Generation Youseless: People aged 25 and over still living at home are “hopeless”, says study.

Generation Youseless: People aged 25 and over still living at home are “hopeless”, says study.
Some parents lie to their adult children and say they enjoy them living at home. Others have a much firmer constitution.












17 November, 2014. 10:04

ERROL PARKER | Editor-at-large | [email protected]

AN INDEPENDENT STUDY commissioned by the Federal Government has concluded that there’s no reason anybody aged 25 and up should still be living at home.

The findings are contained in a report called Meet the Full Nesters, published by the Australian Family Association (AFA), a thinktank set up three years ago by a consortium led by Major-General Michael Jeffery, Sir Peter Lawler and Dame Elisabeth Murdoch

It comes after official data published earlier this year showed that record numbers of young adults are living with their parents, as youth unemployment, high house prices and the cost of university leave millions unable to fly the nest.

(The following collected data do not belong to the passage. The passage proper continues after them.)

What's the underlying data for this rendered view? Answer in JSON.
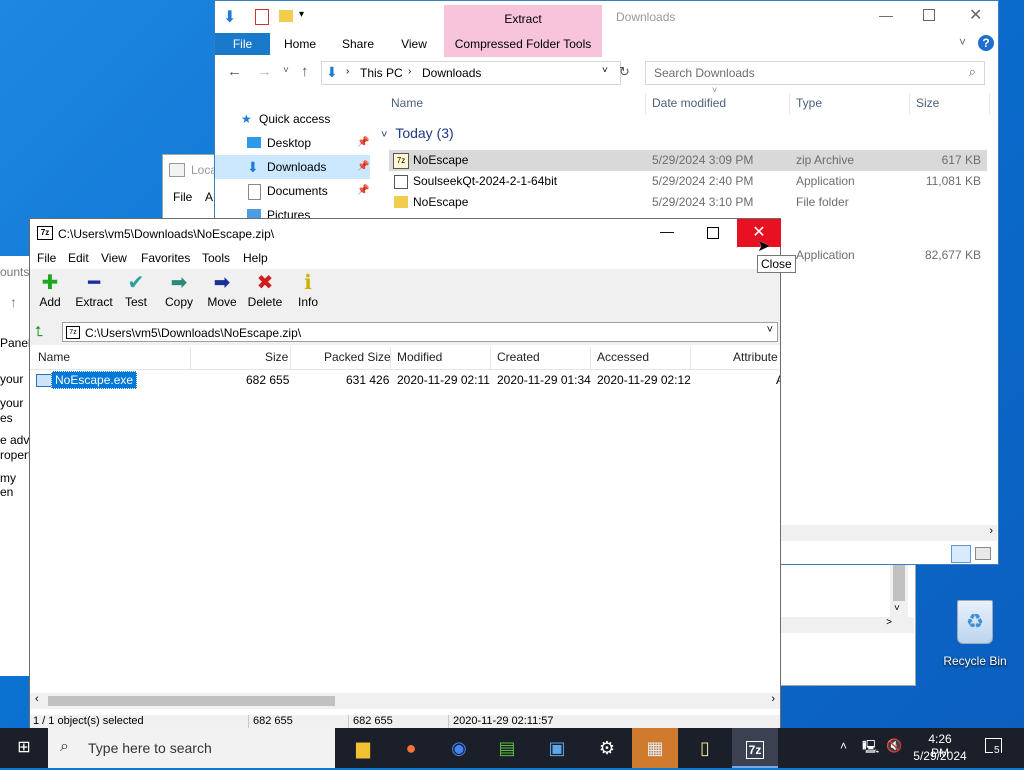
{
  "explorer": {
    "title": "Downloads",
    "ribbon": {
      "context_group": "Extract",
      "tabs": [
        "File",
        "Home",
        "Share",
        "View",
        "Compressed Folder Tools"
      ]
    },
    "breadcrumb": [
      "This PC",
      "Downloads"
    ],
    "search_placeholder": "Search Downloads",
    "nav": {
      "quick_access": "Quick access",
      "items": [
        "Desktop",
        "Downloads",
        "Documents",
        "Pictures"
      ]
    },
    "columns": [
      "Name",
      "Date modified",
      "Type",
      "Size"
    ],
    "group_header": "Today (3)",
    "rows": [
      {
        "name": "NoEscape",
        "date": "5/29/2024 3:09 PM",
        "type": "zip Archive",
        "size": "617 KB"
      },
      {
        "name": "SoulseekQt-2024-2-1-64bit",
        "date": "5/29/2024 2:40 PM",
        "type": "Application",
        "size": "11,081 KB"
      },
      {
        "name": "NoEscape",
        "date": "5/29/2024 3:10 PM",
        "type": "File folder",
        "size": ""
      },
      {
        "name": "",
        "date": "",
        "type": "Application",
        "size": "82,677 KB"
      }
    ]
  },
  "bg_window": {
    "title_fragment": "Loca",
    "menu_file": "File",
    "menu_a": "A",
    "side_texts": [
      "ounts",
      "Panel",
      "your",
      "your",
      "es",
      "e adv",
      "ropert",
      "my en"
    ]
  },
  "zip": {
    "title": "C:\\Users\\vm5\\Downloads\\NoEscape.zip\\",
    "menu": [
      "File",
      "Edit",
      "View",
      "Favorites",
      "Tools",
      "Help"
    ],
    "toolbar": [
      {
        "label": "Add",
        "icon": "plus-icon",
        "color": "#1fa51f"
      },
      {
        "label": "Extract",
        "icon": "minus-icon",
        "color": "#1a2e9c"
      },
      {
        "label": "Test",
        "icon": "check-icon",
        "color": "#2aa0a0"
      },
      {
        "label": "Copy",
        "icon": "copy-arrow-icon",
        "color": "#2a8a7a"
      },
      {
        "label": "Move",
        "icon": "move-arrow-icon",
        "color": "#1a2e9c"
      },
      {
        "label": "Delete",
        "icon": "delete-x-icon",
        "color": "#d21b1b"
      },
      {
        "label": "Info",
        "icon": "info-icon",
        "color": "#c8b400"
      }
    ],
    "path": "C:\\Users\\vm5\\Downloads\\NoEscape.zip\\",
    "columns": [
      "Name",
      "Size",
      "Packed Size",
      "Modified",
      "Created",
      "Accessed",
      "Attribute"
    ],
    "rows": [
      {
        "name": "NoEscape.exe",
        "size": "682 655",
        "packed": "631 426",
        "modified": "2020-11-29 02:11",
        "created": "2020-11-29 01:34",
        "accessed": "2020-11-29 02:12",
        "attr": "A"
      }
    ],
    "status": {
      "selected": "1 / 1 object(s) selected",
      "size": "682 655",
      "packed": "682 655",
      "date": "2020-11-29 02:11:57"
    },
    "close_tooltip": "Close"
  },
  "desktop": {
    "recycle_bin": "Recycle Bin"
  },
  "taskbar": {
    "search_placeholder": "Type here to search",
    "time": "4:26 PM",
    "date": "5/29/2024",
    "notification_count": "5",
    "active_app": "7z"
  }
}
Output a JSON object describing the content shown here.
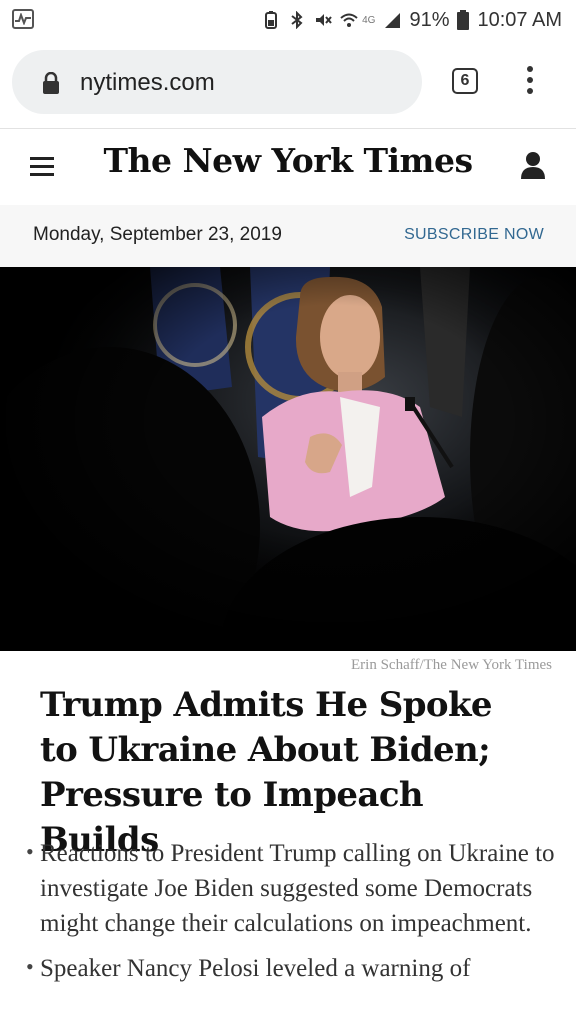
{
  "status_bar": {
    "network": "4G",
    "battery": "91%",
    "time": "10:07 AM"
  },
  "browser": {
    "url": "nytimes.com",
    "tab_count": "6"
  },
  "site": {
    "logo": "The New York Times"
  },
  "dateline": {
    "date": "Monday, September 23, 2019",
    "subscribe": "SUBSCRIBE NOW"
  },
  "article": {
    "photo_credit": "Erin Schaff/The New York Times",
    "headline": "Trump Admits He Spoke to Ukraine About Biden; Pressure to Impeach Builds",
    "bullets": [
      "Reactions to President Trump calling on Ukraine to investigate Joe Biden suggested some Democrats might change their calculations on impeachment.",
      "Speaker Nancy Pelosi leveled a warning of"
    ]
  },
  "colors": {
    "accent_link": "#326891",
    "headline": "#121212",
    "hero_jacket": "#e7a9c9"
  }
}
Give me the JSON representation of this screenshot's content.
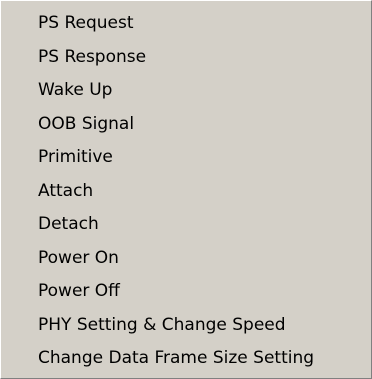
{
  "menu": {
    "items": [
      {
        "label": "PS Request"
      },
      {
        "label": "PS Response"
      },
      {
        "label": "Wake Up"
      },
      {
        "label": "OOB Signal"
      },
      {
        "label": "Primitive"
      },
      {
        "label": "Attach"
      },
      {
        "label": "Detach"
      },
      {
        "label": "Power On"
      },
      {
        "label": "Power Off"
      },
      {
        "label": "PHY Setting & Change Speed"
      },
      {
        "label": "Change Data Frame Size Setting"
      }
    ]
  },
  "colors": {
    "menu_background": "#d4d0c8",
    "text": "#000000"
  }
}
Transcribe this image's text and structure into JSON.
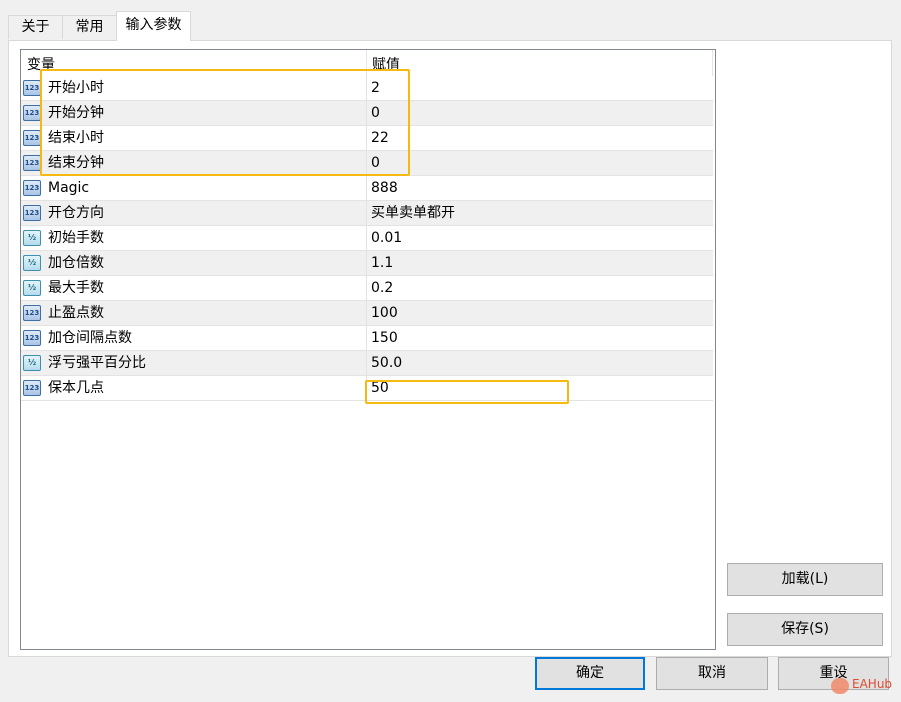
{
  "tabs": [
    "关于",
    "常用",
    "输入参数"
  ],
  "active_tab": "输入参数",
  "grid": {
    "columns": [
      "变量",
      "赋值"
    ],
    "rows": [
      {
        "icon": "integer-icon",
        "name": "开始小时",
        "value": "2"
      },
      {
        "icon": "integer-icon",
        "name": "开始分钟",
        "value": "0"
      },
      {
        "icon": "integer-icon",
        "name": "结束小时",
        "value": "22"
      },
      {
        "icon": "integer-icon",
        "name": "结束分钟",
        "value": "0"
      },
      {
        "icon": "integer-icon",
        "name": "Magic",
        "value": "888"
      },
      {
        "icon": "integer-icon",
        "name": "开仓方向",
        "value": "买单卖单都开"
      },
      {
        "icon": "double-icon",
        "name": "初始手数",
        "value": "0.01"
      },
      {
        "icon": "double-icon",
        "name": "加仓倍数",
        "value": "1.1"
      },
      {
        "icon": "double-icon",
        "name": "最大手数",
        "value": "0.2"
      },
      {
        "icon": "integer-icon",
        "name": "止盈点数",
        "value": "100"
      },
      {
        "icon": "integer-icon",
        "name": "加仓间隔点数",
        "value": "150"
      },
      {
        "icon": "double-icon",
        "name": "浮亏强平百分比",
        "value": "50.0"
      },
      {
        "icon": "integer-icon",
        "name": "保本几点",
        "value": "50"
      }
    ]
  },
  "side_buttons": {
    "load": "加载(L)",
    "save": "保存(S)"
  },
  "bottom_buttons": {
    "ok": "确定",
    "cancel": "取消",
    "reset": "重设"
  },
  "icon_glyphs": {
    "integer-icon": "123",
    "double-icon": "½"
  },
  "highlight_color": "#f5b90f",
  "watermark": "EAHub"
}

The Australian Bureau of Statistics revealed that more than 3.3 million 20- to 34-year-olds were living in the family home last year, representing more than a third (34%) of this age group.

Former Governer-General and patron of the AFA Michael Jeffery, says that the current generation of “stay-at-home” children are “useles, hopeless people”.

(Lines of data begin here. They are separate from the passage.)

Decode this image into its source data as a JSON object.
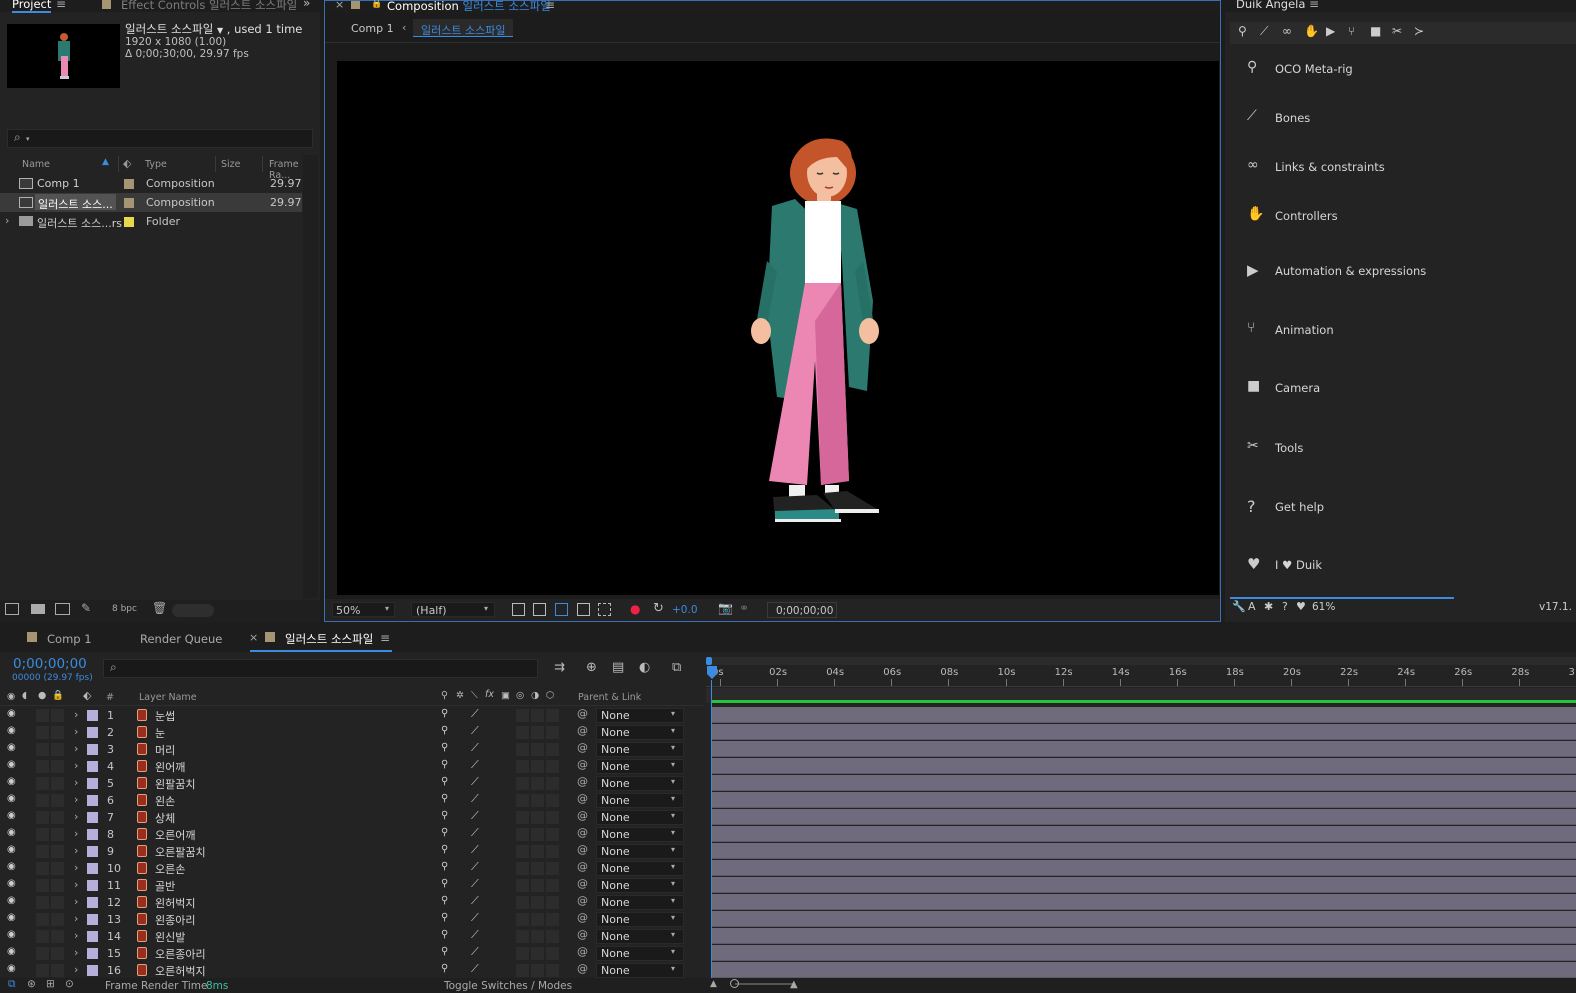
{
  "project_panel": {
    "tabs": [
      {
        "label": "Project"
      },
      {
        "label": "Effect Controls 일러스트 소스파일"
      }
    ],
    "info_name": "일러스트 소스파일",
    "info_used": ", used 1 time",
    "info_res": "1920 x 1080 (1.00)",
    "info_dur": "Δ 0;00;30;00, 29.97 fps",
    "search_placeholder": "",
    "columns": {
      "name": "Name",
      "type": "Type",
      "size": "Size",
      "framerate": "Frame Ra..."
    },
    "items": [
      {
        "name": "Comp 1",
        "type": "Composition",
        "size": "",
        "fps": "29.97",
        "color": "#a59573"
      },
      {
        "name": "일러스트 소스...",
        "type": "Composition",
        "size": "",
        "fps": "29.97",
        "color": "#a59573"
      },
      {
        "name": "일러스트 소스...rs",
        "type": "Folder",
        "size": "",
        "fps": "",
        "color": "#e8d84a"
      }
    ],
    "bpc": "8 bpc"
  },
  "viewer": {
    "tab_prefix": "Composition",
    "tab_name": "일러스트 소스파일",
    "breadcrumb_1": "Comp 1",
    "breadcrumb_2": "일러스트 소스파일",
    "zoom": "50%",
    "resolution": "(Half)",
    "exposure": "+0.0",
    "timecode": "0;00;00;00"
  },
  "duik": {
    "title": "Duik Angela",
    "items": [
      {
        "label": "OCO Meta-rig",
        "icon": "meta-rig-icon"
      },
      {
        "label": "Bones",
        "icon": "bone-icon"
      },
      {
        "label": "Links & constraints",
        "icon": "link-icon"
      },
      {
        "label": "Controllers",
        "icon": "hand-icon"
      },
      {
        "label": "Automation & expressions",
        "icon": "play-icon"
      },
      {
        "label": "Animation",
        "icon": "animation-icon"
      },
      {
        "label": "Camera",
        "icon": "camera-icon"
      },
      {
        "label": "Tools",
        "icon": "tools-icon"
      },
      {
        "label": "Get help",
        "icon": "help-icon"
      },
      {
        "label": "I ♥ Duik",
        "icon": "heart-icon"
      }
    ],
    "percent": "61%",
    "version": "v17.1."
  },
  "timeline": {
    "tabs": [
      {
        "label": "Comp 1"
      },
      {
        "label": "Render Queue"
      },
      {
        "label": "일러스트 소스파일"
      }
    ],
    "timecode": "0;00;00;00",
    "frames": "00000 (29.97 fps)",
    "col_num": "#",
    "col_layer": "Layer Name",
    "col_parent": "Parent & Link",
    "ruler": [
      "0s",
      "02s",
      "04s",
      "06s",
      "08s",
      "10s",
      "12s",
      "14s",
      "16s",
      "18s",
      "20s",
      "22s",
      "24s",
      "26s",
      "28s",
      "3"
    ],
    "layers": [
      {
        "num": "1",
        "name": "눈썹",
        "parent": "None"
      },
      {
        "num": "2",
        "name": "눈",
        "parent": "None"
      },
      {
        "num": "3",
        "name": "머리",
        "parent": "None"
      },
      {
        "num": "4",
        "name": "왼어깨",
        "parent": "None"
      },
      {
        "num": "5",
        "name": "왼팔꿈치",
        "parent": "None"
      },
      {
        "num": "6",
        "name": "왼손",
        "parent": "None"
      },
      {
        "num": "7",
        "name": "상체",
        "parent": "None"
      },
      {
        "num": "8",
        "name": "오른어깨",
        "parent": "None"
      },
      {
        "num": "9",
        "name": "오른팔꿈치",
        "parent": "None"
      },
      {
        "num": "10",
        "name": "오른손",
        "parent": "None"
      },
      {
        "num": "11",
        "name": "골반",
        "parent": "None"
      },
      {
        "num": "12",
        "name": "왼허벅지",
        "parent": "None"
      },
      {
        "num": "13",
        "name": "왼종아리",
        "parent": "None"
      },
      {
        "num": "14",
        "name": "왼신발",
        "parent": "None"
      },
      {
        "num": "15",
        "name": "오른종아리",
        "parent": "None"
      },
      {
        "num": "16",
        "name": "오른허벅지",
        "parent": "None"
      }
    ],
    "footer_label": "Frame Render Time",
    "footer_value": "8ms",
    "toggle_label": "Toggle Switches / Modes"
  },
  "colors": {
    "accent": "#3b8be0",
    "layer_label": "#b7aedb",
    "bar": "#6f6b7c",
    "work_area": "#27c33c"
  }
}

“I was given command of B Company 3RAR when I was 25,” says Major-General Jeffery.

“It was a great honor.”

25-year-old Grant Breslan says he couldn’t afford to move out of home while still studying at university.

“I’m studying full-time,” says Mr Breslan.

“There’s no time for me to work,”

Grant is currently enrolled in TAFE studying horticulture three days a week.

“I’m saving up to go to South America next year,” says Mr Breslan.

“Going to be off the chain,”

On the flip side, parents to 31-year-old Masters student Brenton Creswell says that they’re gearing up for the long haul.

31-year-old Brenton Creswell is still living at home while he completes a Masters of Creative Writing from Notre Dame University in Sydney.

“Brenton is doing his masters in creative writing. We tried to talk him out of it,” says mother Kate.

“He thinks he’s going to be the J. R. R. Tolkien,”

Brenton’s father, Brian, retired from the Royal Australian Navy in 2010 with the rank of Commander. He’s currently serving on staff at the Office of the Defense Minister in Canberra.

“Brenton can’t even read a f**king bus timetable,” says father Brian.

“I’ve come to terms with the fact that I’m going to be burdened with Brenton until one of us dies,”

Brenton says his first novel The Golden Duke has attracted interest from some big publishers but he’s considering self-publishing the book.

“It’s about a man who is accidentally made a duke but he doesn’t want to be a duke so he escapes but they track him down and they fight over whether he has to be a duke or not [sic],”

“My friends like it.”

Brian Creswell says he emphatically will not be either funding the production of nor even read the book that his son has written.

“No f**king way,” says Commander Creswell.

“I’m 67-years-old. I’ve only got 10 left in me so I’m not going to waste any time.”